CommSec Executive General Manager Richard Burns said people can invest in an ETF with as little as $50, compared to the minimum first investment of $500 for most listed securities; and Pocket also offers automated regular investing.

“We know that many people find investing in shares out of their reach or too complex. We’ve broken down those barriers by significantly reducing the amount needed to get started, reducing the cost of investing as well as simplifying choice,” he said.

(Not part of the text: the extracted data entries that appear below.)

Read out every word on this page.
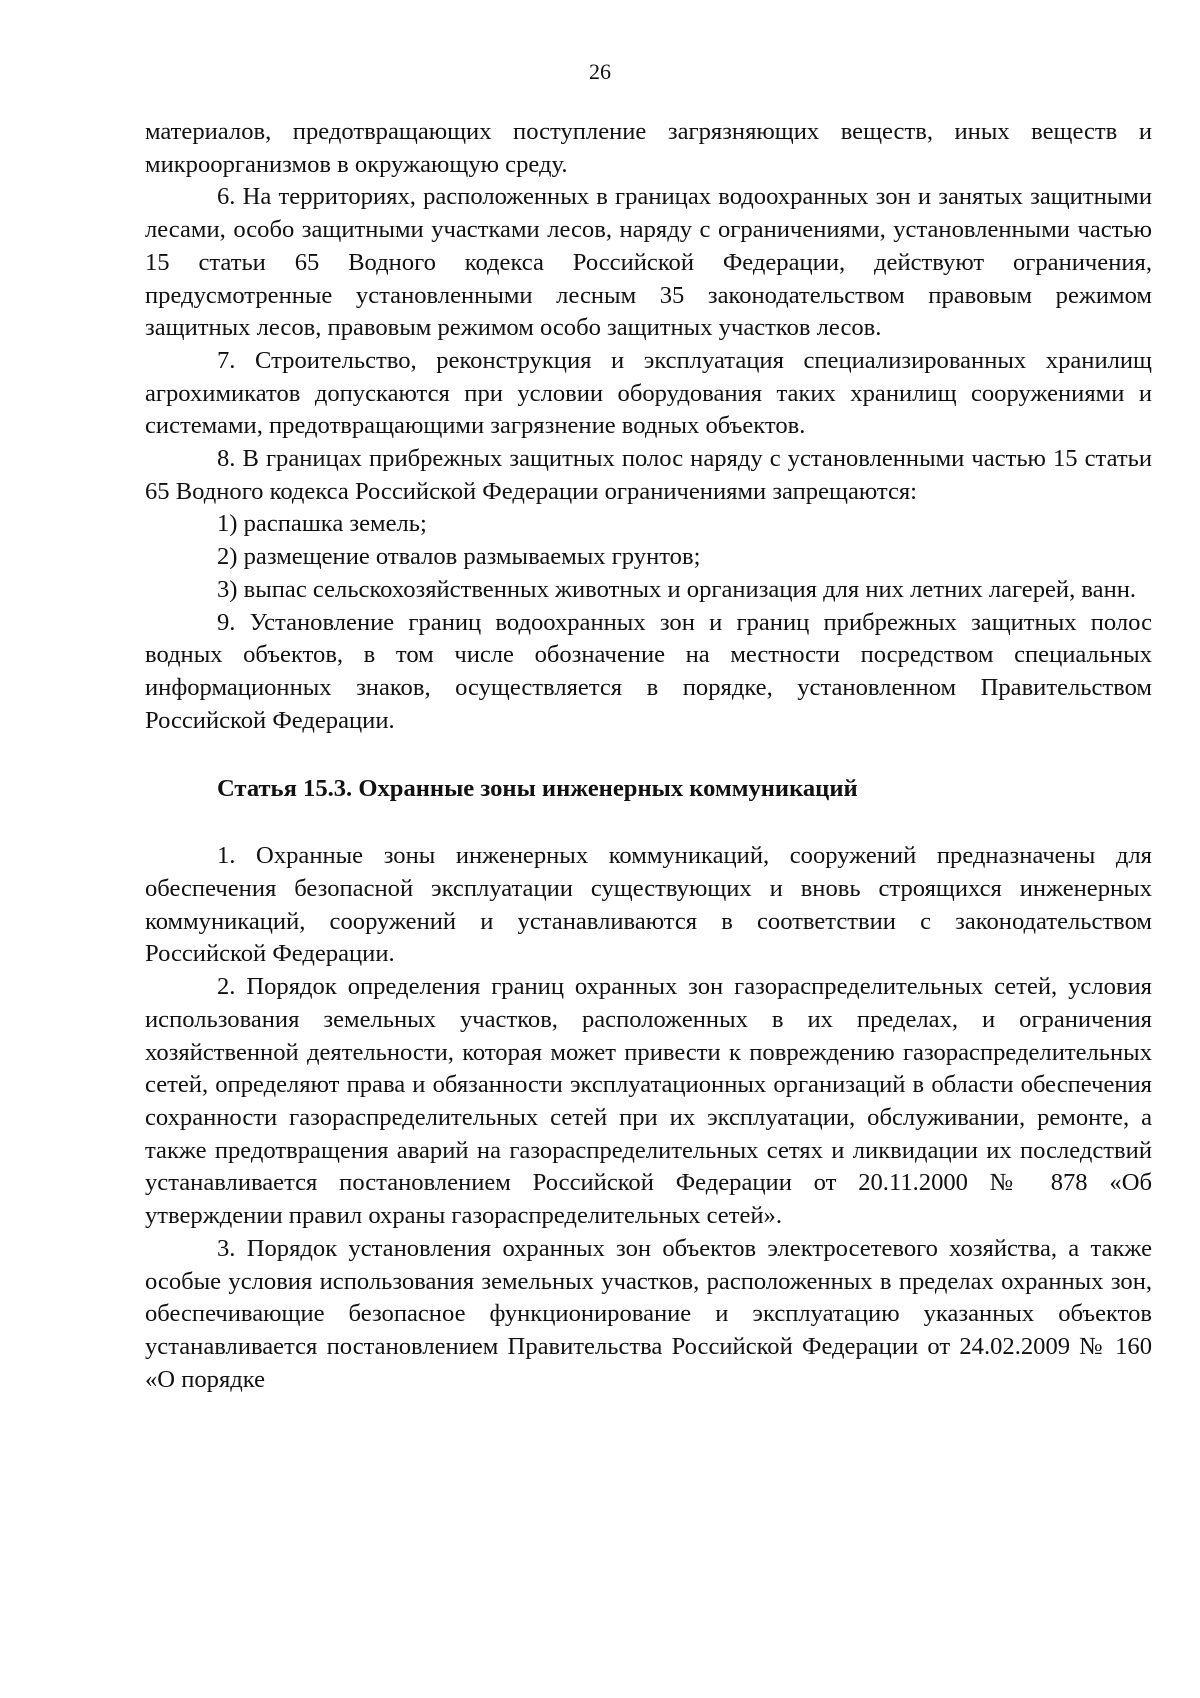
26

материалов, предотвращающих поступление загрязняющих веществ, иных веществ и микроорганизмов в окружающую среду.

6. На территориях, расположенных в границах водоохранных зон и занятых защитными лесами, особо защитными участками лесов, наряду с ограничениями, установленными частью 15 статьи 65 Водного кодекса Российской Федерации, действуют ограничения, предусмотренные установленными лесным 35 законодательством правовым режимом защитных лесов, правовым режимом особо защитных участков лесов.

7. Строительство, реконструкция и эксплуатация специализированных хранилищ агрохимикатов допускаются при условии оборудования таких хранилищ сооружениями и системами, предотвращающими загрязнение водных объектов.

8. В границах прибрежных защитных полос наряду с установленными частью 15 статьи 65 Водного кодекса Российской Федерации ограничениями запрещаются:

1) распашка земель;

2) размещение отвалов размываемых грунтов;

3) выпас сельскохозяйственных животных и организация для них летних лагерей, ванн.

9. Установление границ водоохранных зон и границ прибрежных защитных полос водных объектов, в том числе обозначение на местности посредством специальных информационных знаков, осуществляется в порядке, установленном Правительством Российской Федерации.

Статья 15.3. Охранные зоны инженерных коммуникаций

1. Охранные зоны инженерных коммуникаций, сооружений предназначены для обеспечения безопасной эксплуатации существующих и вновь строящихся инженерных коммуникаций, сооружений и устанавливаются в соответствии с законодательством Российской Федерации.

2. Порядок определения границ охранных зон газораспределительных сетей, условия использования земельных участков, расположенных в их пределах, и ограничения хозяйственной деятельности, которая может привести к повреждению газораспределительных сетей, определяют права и обязанности эксплуатационных организаций в области обеспечения сохранности газораспределительных сетей при их эксплуатации, обслуживании, ремонте, а также предотвращения аварий на газораспределительных сетях и ликвидации их последствий устанавливается постановлением Российской Федерации от 20.11.2000 № 878 «Об утверждении правил охраны газораспределительных сетей».

3. Порядок установления охранных зон объектов электросетевого хозяйства, а также особые условия использования земельных участков, расположенных в пределах охранных зон, обеспечивающие безопасное функционирование и эксплуатацию указанных объектов устанавливается постановлением Правительства Российской Федерации от 24.02.2009 № 160 «О порядке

But a bit like those previously annoying buy now thankfully gone ATM fees, it will cost you $2 in brokerage on every trade, so it pays to investment larger amounts – up to $1,000 – rather than in $50 blocks, since that’s the difference between a 0.2% fee and a 4% one. The good news is there are ongoing account keeping fees, but you will be riding the ups and downs of the sharemarket.

CommSec’s been been pretty good at this stuff for a long time, becoming the first broker to offer trading on a smartphone when it launched Australia’s first iPhone trading app in 2008.

CommSec Pocket is available for download from the iOS App Store and Google Play Store. To use it, you need to have a CommBank Transaction account and a CommSec ID or NetBank ID.